Fairly self-explanatory. Some good biographical details, with wider family and close family, locations, age. George Holborow was born around 1865 in Sherston, married, had a son, lost his wife, had at least 3 siblings (if not 4), moved from Sherston to Willesley to Tockenham.
The registers of baptism of Sherston show no George Holborows born or baptised around that time. What they do show is this:

George, the son of James Holbrow [sic] Neal. Could this be our guy? The GRO birth index contains the following entry for the second quarter of 1865:

This George, son of James, marries Elizabeth Neale in Sopworth in 1893. Her surname certainly seems to match the brother-in-law, Harry, in the obituary.

Their son (and only child), William James Holborow arrived in 1900. Elizabeth died in 1934, presumably at their home in Willesley, and it was after this that George moved to Tockenham to be with his son. William and his descendants all continued to use the Holborow surname.
In fact, all of George’s seven siblings get married under the name Holborow, but were baptised as Neal (one brother appears in the baptismal register as Arthur Holborow Holborow Neal – presumably the vicar knew the family as ‘Holborow Neal’ and so when told the child’s name was Arthur Holborow did the dutiful thing and wrote down what he heard …).
One of the sisters, Kate, married Simeon Shewring, and among their children there was a Walter and a William – which matches up with two other points in the obituary.
What about the parents? The marriage in November 1864 clearly states that it is between James Holborow Neal and Mary Skirton. His father is listed as William Holborow Neal, and a George Holborow Neal is one of the witnesses recorded. In fact, James was one of six children of William Holborow Neal and his wife, Elizabeth Rice. All six sons were ‘X Holborow Neal’ – and yes, there was an Ethelbert in there. But did they also change their surname?
George emigrates to Ontario in 1871, Canada, marries, appears in electoral rolls and dies as Neal. Worthy, Mark and Ethelbert all continue to use the surname Neal until their deaths – none of them married (Ethelbert was 15 and Worthy spent most of his life in asylums). William also emigrated to Ontario and used the surname Neal, and also never married.
So it seems that it’s only James who drops his family name for his middle name, and only after he marries. In 1861 he is with family and is a Neal. In 1864 he uses Neal when he marries Mary. He and his wife and children are using Neal in 1871:

… but have shifted to Holborow by 1881, which seems to stick from this point forward, although the youngest two children (Walter and James) are both registered at birth as Neal and James isn’t born until after the 1881 census.

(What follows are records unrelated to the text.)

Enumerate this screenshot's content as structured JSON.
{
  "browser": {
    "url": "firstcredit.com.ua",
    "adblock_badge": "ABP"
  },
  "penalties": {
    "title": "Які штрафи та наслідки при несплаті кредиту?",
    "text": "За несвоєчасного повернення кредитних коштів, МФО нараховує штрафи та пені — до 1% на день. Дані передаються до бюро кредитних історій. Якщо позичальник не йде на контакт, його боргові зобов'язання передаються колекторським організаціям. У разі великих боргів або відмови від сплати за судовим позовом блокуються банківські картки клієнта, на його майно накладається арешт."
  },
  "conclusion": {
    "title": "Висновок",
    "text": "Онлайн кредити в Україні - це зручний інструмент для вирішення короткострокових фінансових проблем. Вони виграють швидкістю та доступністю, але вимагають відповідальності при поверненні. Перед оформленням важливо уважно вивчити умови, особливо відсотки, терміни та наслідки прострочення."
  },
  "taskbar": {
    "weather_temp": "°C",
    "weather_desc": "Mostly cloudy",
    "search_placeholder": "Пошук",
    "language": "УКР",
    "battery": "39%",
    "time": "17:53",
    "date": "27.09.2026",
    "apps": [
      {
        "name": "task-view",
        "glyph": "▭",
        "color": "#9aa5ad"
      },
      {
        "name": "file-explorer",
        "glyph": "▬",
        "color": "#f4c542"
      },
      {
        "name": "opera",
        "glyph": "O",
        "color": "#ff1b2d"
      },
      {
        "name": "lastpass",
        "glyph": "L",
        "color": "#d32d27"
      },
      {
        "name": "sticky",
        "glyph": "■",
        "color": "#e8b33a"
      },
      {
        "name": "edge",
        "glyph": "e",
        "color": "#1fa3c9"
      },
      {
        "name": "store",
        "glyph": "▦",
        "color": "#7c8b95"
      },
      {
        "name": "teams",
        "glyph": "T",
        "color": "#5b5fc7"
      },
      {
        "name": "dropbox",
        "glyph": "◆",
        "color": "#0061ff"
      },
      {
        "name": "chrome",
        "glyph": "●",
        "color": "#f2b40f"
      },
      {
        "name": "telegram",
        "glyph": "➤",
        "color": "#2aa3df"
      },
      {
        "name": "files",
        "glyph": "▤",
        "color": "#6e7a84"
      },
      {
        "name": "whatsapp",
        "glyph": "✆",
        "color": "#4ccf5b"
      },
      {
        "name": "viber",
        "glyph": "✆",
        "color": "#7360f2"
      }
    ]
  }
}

I have no good suggestions as to why he did this. His father had died back in 1845, but his mother used the Neal name until her death in 1879. There are no suspicious criminal antics, and a search of British Newspapers doesn’t bring up anything either. Maybe he just … liked it?
As for James’ father, William, he was the illegitimate son of Ann Neal. I can only assume that his father was a Holborow, but as Sherston was pretty much Holborow Central at the early part of the 19th century it is impossible to pinpoint which Holborow he might have been. Ann was the daughter of an Ethelbert, and had a second illegitimate son named Ethelbert Howell Neal (again, I am assuming the father was a Howell). She would later marry the wonderfully named Flower Palmer Berry in 1811 and they would go on to have one son, James, the following year.
I’m descended from Ann’s uncle, Robert Neal, but one of Ann’s half-uncles, John, would marry into the Holborow family directly and two of his children were also baptised as Holborow Neal. These were Ann’s cousins, but they had no children of their own, and the last one died in 1858, well before James changed his surname.
So, when is a Holborow not a Holborow? When he’s a Neal. And figuring this bundle out? Definitely pretty sweet.